Через несколько дней Павел, уже собравшийся идти с товарищем, вдруг объявил, что никуда не пойдет сегодня. Вечером он встретил Леонида Ивановича веселым криком:
— Смотри, Леонид Иванович, целую новую главу написал вместо старой! Дельно как будто вышло.
Он радовался совсем по-детски, рассказывал, что ввел в эту главу человека, которого встретил по дороге сюда в поезде, и когда тот заговорил, все стало на место. И Леонид Иванович подумал: «До чего славный парень! И все такой же, как был», — забывая, что только недавно осуждал некоторые черты в характере Павла.
Однажды, когда они с Леонидом Ивановичем сидели у костра, Павел вдруг вскочил, словно его обожгло.
— Уголек? — спросил Леонид Иванович. — Куда угодил?
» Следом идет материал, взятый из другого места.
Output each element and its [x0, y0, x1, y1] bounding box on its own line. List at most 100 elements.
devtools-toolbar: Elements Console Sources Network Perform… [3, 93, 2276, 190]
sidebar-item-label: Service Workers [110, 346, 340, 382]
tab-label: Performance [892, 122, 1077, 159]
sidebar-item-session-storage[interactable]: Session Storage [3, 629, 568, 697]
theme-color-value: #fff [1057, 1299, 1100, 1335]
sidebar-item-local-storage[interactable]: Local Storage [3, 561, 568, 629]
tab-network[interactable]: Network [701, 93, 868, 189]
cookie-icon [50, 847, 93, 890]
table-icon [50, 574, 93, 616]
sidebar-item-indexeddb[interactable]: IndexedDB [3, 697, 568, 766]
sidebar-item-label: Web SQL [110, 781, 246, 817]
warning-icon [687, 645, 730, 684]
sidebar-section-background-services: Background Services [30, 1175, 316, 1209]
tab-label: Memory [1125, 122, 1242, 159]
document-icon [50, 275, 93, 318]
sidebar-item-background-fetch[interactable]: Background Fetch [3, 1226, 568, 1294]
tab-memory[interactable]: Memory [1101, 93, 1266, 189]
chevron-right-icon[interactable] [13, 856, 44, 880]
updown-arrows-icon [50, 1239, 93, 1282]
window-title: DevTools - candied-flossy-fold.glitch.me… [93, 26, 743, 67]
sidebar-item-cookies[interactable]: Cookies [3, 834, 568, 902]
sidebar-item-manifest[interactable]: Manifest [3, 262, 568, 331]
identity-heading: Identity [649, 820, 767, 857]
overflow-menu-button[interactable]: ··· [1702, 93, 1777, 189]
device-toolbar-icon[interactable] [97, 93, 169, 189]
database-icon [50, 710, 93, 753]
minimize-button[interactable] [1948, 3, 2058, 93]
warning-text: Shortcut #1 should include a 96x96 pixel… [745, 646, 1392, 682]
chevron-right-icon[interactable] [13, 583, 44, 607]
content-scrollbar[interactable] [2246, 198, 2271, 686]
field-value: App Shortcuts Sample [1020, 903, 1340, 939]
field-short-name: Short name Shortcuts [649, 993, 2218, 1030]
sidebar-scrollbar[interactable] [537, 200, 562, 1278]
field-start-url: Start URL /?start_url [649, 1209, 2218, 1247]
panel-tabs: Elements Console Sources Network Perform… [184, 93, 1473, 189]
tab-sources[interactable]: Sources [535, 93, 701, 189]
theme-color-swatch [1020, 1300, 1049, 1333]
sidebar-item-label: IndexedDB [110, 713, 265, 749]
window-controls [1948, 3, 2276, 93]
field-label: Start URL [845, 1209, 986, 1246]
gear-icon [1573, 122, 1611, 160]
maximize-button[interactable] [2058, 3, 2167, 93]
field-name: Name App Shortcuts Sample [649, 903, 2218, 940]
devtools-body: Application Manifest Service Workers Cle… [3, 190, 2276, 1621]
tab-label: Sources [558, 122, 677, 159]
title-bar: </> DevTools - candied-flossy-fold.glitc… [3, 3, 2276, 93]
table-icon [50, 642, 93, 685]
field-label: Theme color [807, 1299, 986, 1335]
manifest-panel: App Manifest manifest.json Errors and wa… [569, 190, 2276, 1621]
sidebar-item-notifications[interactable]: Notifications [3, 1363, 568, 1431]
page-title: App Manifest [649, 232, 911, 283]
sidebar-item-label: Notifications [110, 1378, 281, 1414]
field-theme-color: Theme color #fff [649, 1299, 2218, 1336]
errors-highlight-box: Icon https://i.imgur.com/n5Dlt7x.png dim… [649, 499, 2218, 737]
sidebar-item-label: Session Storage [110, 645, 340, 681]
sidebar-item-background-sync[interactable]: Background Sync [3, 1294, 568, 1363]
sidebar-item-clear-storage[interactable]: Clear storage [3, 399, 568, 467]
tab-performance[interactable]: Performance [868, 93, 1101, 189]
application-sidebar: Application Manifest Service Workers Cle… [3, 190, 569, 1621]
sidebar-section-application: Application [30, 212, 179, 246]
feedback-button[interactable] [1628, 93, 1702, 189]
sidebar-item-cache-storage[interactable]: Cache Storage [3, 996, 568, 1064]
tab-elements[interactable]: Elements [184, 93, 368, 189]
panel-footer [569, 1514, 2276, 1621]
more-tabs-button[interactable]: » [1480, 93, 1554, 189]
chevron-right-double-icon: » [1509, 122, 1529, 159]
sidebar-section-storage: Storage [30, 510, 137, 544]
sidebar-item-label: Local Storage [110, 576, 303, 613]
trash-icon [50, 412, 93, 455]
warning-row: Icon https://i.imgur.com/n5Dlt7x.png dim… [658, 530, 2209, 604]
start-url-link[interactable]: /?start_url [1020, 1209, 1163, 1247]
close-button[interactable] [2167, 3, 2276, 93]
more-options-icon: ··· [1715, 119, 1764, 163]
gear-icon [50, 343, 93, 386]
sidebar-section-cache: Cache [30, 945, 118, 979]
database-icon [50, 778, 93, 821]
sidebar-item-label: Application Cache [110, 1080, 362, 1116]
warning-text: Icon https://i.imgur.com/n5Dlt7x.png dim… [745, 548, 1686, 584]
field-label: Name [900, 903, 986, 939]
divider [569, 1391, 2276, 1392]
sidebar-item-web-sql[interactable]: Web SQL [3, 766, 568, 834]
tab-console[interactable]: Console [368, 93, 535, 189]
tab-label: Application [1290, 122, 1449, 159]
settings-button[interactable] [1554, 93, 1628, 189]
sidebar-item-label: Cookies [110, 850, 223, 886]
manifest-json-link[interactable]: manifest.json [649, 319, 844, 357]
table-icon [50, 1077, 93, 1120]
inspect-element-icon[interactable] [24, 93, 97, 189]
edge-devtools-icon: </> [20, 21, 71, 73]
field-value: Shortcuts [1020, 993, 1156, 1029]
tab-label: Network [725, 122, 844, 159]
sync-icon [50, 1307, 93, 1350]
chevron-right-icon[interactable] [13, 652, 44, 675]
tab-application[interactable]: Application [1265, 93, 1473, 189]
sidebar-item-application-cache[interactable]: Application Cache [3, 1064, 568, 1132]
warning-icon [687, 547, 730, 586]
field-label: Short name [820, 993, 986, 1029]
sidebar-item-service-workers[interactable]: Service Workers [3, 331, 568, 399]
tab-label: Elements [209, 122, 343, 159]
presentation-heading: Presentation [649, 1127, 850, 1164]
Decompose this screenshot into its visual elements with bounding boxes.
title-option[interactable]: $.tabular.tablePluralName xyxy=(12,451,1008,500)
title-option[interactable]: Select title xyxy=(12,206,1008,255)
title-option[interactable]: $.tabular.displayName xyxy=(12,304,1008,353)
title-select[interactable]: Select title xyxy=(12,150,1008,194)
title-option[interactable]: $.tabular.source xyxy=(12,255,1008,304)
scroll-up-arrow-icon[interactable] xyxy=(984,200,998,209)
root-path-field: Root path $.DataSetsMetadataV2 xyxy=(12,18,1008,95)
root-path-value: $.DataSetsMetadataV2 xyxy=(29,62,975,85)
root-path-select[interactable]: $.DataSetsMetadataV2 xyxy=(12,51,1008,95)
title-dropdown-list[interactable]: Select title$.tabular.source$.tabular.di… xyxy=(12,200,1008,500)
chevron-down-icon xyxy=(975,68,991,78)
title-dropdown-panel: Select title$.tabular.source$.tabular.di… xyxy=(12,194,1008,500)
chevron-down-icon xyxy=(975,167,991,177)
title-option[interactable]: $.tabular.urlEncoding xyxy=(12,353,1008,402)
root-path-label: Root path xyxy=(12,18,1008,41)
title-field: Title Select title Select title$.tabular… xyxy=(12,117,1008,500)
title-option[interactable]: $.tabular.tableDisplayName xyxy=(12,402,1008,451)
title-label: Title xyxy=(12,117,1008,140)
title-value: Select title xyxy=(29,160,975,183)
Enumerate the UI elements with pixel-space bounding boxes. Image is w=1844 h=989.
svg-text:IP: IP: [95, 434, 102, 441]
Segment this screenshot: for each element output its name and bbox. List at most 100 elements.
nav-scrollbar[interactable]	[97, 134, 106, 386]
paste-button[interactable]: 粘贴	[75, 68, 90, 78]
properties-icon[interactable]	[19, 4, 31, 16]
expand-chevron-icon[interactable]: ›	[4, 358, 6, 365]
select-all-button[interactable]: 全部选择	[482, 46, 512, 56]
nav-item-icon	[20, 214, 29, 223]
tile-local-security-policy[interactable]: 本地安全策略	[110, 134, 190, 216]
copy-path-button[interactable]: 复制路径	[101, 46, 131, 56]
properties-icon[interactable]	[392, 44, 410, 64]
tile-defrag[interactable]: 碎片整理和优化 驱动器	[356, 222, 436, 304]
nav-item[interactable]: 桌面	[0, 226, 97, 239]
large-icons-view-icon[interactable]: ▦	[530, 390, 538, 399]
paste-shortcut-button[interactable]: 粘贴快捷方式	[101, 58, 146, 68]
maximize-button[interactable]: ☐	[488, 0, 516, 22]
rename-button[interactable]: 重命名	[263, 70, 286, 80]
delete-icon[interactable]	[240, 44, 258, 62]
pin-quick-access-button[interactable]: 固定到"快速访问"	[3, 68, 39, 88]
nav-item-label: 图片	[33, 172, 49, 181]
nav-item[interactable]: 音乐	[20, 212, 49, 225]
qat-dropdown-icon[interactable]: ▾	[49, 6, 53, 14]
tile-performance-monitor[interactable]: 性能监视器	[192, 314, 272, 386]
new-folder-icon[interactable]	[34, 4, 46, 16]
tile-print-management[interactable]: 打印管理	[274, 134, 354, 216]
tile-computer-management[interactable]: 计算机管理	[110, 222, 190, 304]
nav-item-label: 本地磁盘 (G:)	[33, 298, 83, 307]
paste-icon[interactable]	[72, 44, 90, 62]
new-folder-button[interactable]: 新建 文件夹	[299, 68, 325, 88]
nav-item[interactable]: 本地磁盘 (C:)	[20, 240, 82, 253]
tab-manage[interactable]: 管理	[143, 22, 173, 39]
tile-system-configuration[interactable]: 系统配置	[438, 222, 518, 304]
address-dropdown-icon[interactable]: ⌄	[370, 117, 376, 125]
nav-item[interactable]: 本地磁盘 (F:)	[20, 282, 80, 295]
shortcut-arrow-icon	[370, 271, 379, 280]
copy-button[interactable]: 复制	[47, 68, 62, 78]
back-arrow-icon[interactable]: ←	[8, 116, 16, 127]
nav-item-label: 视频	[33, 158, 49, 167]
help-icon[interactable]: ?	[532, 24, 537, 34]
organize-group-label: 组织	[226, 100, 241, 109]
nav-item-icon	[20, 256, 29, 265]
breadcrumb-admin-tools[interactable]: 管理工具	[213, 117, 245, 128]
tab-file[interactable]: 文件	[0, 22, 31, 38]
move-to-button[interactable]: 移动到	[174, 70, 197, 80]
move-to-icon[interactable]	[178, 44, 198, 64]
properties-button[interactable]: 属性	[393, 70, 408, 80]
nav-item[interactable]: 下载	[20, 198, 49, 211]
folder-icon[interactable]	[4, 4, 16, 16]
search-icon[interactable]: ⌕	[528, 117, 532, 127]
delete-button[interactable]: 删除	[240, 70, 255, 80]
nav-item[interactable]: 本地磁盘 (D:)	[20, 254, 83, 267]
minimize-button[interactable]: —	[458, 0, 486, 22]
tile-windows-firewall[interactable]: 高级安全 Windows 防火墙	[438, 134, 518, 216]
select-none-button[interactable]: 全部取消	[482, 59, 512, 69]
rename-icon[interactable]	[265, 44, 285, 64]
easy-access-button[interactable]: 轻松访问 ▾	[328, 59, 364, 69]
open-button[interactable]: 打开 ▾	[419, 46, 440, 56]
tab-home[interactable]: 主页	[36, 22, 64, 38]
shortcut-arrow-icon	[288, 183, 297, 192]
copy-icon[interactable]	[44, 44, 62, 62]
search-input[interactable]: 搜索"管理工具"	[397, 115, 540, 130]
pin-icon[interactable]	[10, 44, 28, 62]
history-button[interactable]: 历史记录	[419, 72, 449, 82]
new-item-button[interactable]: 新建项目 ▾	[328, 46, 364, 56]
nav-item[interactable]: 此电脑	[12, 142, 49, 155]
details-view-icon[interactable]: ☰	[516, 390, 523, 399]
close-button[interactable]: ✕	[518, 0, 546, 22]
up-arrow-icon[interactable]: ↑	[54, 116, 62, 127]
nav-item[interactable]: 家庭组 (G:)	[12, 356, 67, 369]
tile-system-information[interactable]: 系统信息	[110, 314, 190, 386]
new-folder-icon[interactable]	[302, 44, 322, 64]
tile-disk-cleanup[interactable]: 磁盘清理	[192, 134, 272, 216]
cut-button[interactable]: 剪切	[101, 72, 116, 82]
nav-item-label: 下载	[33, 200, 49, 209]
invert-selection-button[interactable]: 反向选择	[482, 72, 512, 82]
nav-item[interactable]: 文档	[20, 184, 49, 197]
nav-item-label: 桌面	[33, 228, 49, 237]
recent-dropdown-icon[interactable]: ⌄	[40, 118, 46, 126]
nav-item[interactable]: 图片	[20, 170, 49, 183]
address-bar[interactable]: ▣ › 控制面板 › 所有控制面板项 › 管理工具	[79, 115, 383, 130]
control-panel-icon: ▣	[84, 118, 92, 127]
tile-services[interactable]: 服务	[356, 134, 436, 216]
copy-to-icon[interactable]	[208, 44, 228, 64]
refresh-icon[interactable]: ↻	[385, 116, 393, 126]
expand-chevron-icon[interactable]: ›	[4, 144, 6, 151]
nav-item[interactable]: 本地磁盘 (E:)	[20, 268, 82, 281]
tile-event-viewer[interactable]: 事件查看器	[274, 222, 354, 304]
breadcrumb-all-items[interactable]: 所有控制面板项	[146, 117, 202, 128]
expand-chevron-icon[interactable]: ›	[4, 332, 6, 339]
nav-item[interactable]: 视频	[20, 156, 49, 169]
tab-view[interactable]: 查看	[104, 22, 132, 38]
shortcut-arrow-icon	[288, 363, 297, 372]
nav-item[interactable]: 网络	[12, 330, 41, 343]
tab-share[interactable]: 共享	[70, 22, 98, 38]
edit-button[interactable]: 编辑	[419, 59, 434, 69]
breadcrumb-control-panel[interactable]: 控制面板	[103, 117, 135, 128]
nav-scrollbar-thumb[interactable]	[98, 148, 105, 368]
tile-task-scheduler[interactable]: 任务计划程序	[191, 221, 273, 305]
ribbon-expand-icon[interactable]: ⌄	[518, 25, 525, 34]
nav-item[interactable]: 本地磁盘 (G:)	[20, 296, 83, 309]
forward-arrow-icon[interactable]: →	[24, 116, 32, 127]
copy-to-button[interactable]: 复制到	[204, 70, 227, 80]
— В сердце! — буркнул Павел. — Вспомнил, как послал свой роман известному, «ведущему» писателю. Послал из уважения, а ответа все-таки ждал... Не дождался и все старался думать, что книга в руки к писателю не попала, лежит у него в передней среди многих таких же.
— Ну, чего же тут вспыхивать? — пожал плечами Леонид Иванович.
— Сейчас я представил другое, — угрюмо сказал Павел. — Развернул он мою книгу, взглянул на серенький переплетик областного нашего издательства, поморщился, открыл все-таки, полистал и... увидел весь этот мусор. Тогда отложил уже прочно. Совестно! — Павел замотал головой. — С ума сойти, так иной раз проберет ощущение своей незрелости! И ведь ты сам должен открыть это! Немного толку, если тебе скажут об этом товарищи: ты же все равно не поверишь, пока сам не убедишься. Какие у нас есть писатели! А что я? И как дойдешь до этого вопроса, тут отвечай честно: имеешь ли что за душой, или не имеешь?
Он задумался.
— Трудно писать хорошо. Чтобы открыть свои мысли людям, нужно не только доверие к читающему тебя человеку, но и ожидание его доверия к тебе. Главное же — вера в себя, писателя. А это надо еще наживать.
— То ты готов горы сдвинуть, полон мыслями, то собираешься еще «наживать» в себе писателя, — сказал Леонид Иванович. — Мечешься!
— Но ведь это во всякой работе так! Я помню, когда начинал работать на шахте, страшно помогала юношеская вера в себя. А писать-то я стал немолодым, это сказывается иногда в работе, стесняет.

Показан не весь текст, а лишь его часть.